Con il coordinamento infermieristico di Lucia Cirillo si è sviluppato un progetto promosso da due giovani infermieri Alice Priami e Fabio Busacca, rispettivamente di 23 e 28 anni, che hanno previsto l’utilità di contattare giornalmente i familiari per informali e aggiornarli oltre che sulle notizie cliniche (il medico), sull’andamento e lo svolgimento dei ricovero: dall’umore, all’alimentazione, dai piccoli progressi al sonno notturno.

“Basta una telefonata -raccontano Alice e Fabio – per abbattere quelle barriere e per sollevare e tranquillizzare chi è a casa”.

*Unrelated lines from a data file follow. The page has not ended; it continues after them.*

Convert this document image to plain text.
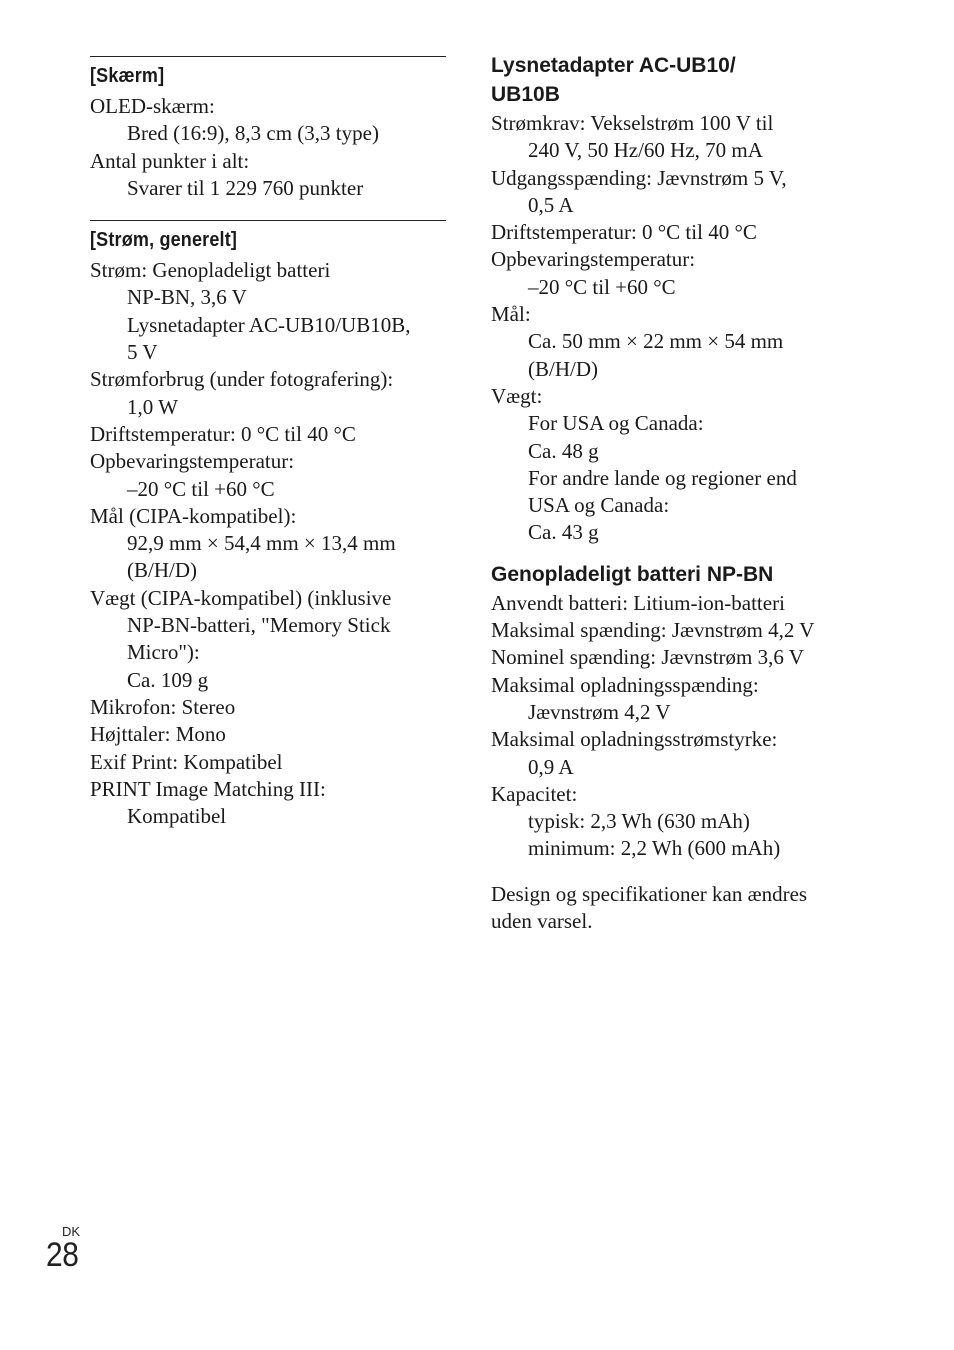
[Skærm]
OLED-skærm:
Bred (16:9), 8,3 cm (3,3 type)
Antal punkter i alt:
Svarer til 1 229 760 punkter
[Strøm, generelt]
Strøm: Genopladeligt batteri
NP-BN, 3,6 V
Lysnetadapter AC-UB10/UB10B,
5 V
Strømforbrug (under fotografering):
1,0 W
Driftstemperatur: 0 °C til 40 °C
Opbevaringstemperatur:
–20 °C til +60 °C
Mål (CIPA-kompatibel):
92,9 mm × 54,4 mm × 13,4 mm
(B/H/D)
Vægt (CIPA-kompatibel) (inklusive
NP-BN-batteri, "Memory Stick
Micro"):
Ca. 109 g
Mikrofon: Stereo
Højttaler: Mono
Exif Print: Kompatibel
PRINT Image Matching III:
Kompatibel
Lysnetadapter AC-UB10/
UB10B
Strømkrav: Vekselstrøm 100 V til
240 V, 50 Hz/60 Hz, 70 mA
Udgangsspænding: Jævnstrøm 5 V,
0,5 A
Driftstemperatur: 0 °C til 40 °C
Opbevaringstemperatur:
–20 °C til +60 °C
Mål:
Ca. 50 mm × 22 mm × 54 mm
(B/H/D)
Vægt:
For USA og Canada:
Ca. 48 g
For andre lande og regioner end
USA og Canada:
Ca. 43 g
Genopladeligt batteri NP-BN
Anvendt batteri: Litium-ion-batteri
Maksimal spænding: Jævnstrøm 4,2 V
Nominel spænding: Jævnstrøm 3,6 V
Maksimal opladningsspænding:
Jævnstrøm 4,2 V
Maksimal opladningsstrømstyrke:
0,9 A
Kapacitet:
typisk: 2,3 Wh (630 mAh)
minimum: 2,2 Wh (600 mAh)
Design og specifikationer kan ændres
uden varsel.
DK
28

Viceversa per mettere invece in contatto i pazienti con i familiari ormai la tecnologia è entrata nelle corsie con i tablet messi a disposizione dall’Azienda e dalle numerose donazioni grazie ai quali si possono fare le videochiamate. Grazie ai tablet, ma anche agi smartphone, si può realizzare così quella continuità relazionale con i propri cari che, ormai, si è dimostrata fondamentale nel percorso di cura”.

“Attraverso queste iniziative – spiegano Alice e Fabio – vogliamo sottolineare quanto sia importante, la nostra figura professionale, nel prendersi cura anche dell’aspetto emotivo e psicologico e quanto esso incida sull’aspetto clinico con lo scopo di migliorare la compliance terapeutica dei pazienti. Come recita il nuovo Codice Deontologico delle Professioni Infermieristiche, l’infermiere è il professionista sanitario che si occupa della promozione della salute e in un momento di difficoltà globale deve adattarsi ai nuovi mezzi di comunicazione e promuovere il concetto che “il tempo di relazione è tempo di cura”.

Ha commentato il coordinatore sanitario dell’area pistoiese la dottoressa Silvia Mantero.

 “Ho molto apprezzato l’iniziativa dei due giovani Infermieri per mettere in contatto i pazienti e chi è a casa e in particolare l’aggiornamento quotidiano che viene fatto alle famiglie sulle condizioni del ricoverato. Ridurre il disagio del distacco e infondere fiducia è senz’altro fondamentale ed è parte integrante del percorso assistenziale, a volte anche molto lungo per chi è affetto da Covid19. Mi complimento con il personale del reparto di Cure Intermedie del ‘Ceppo: una struttura a carattere territoriale dove si stanno rafforzando esperienze professionali ed umane”.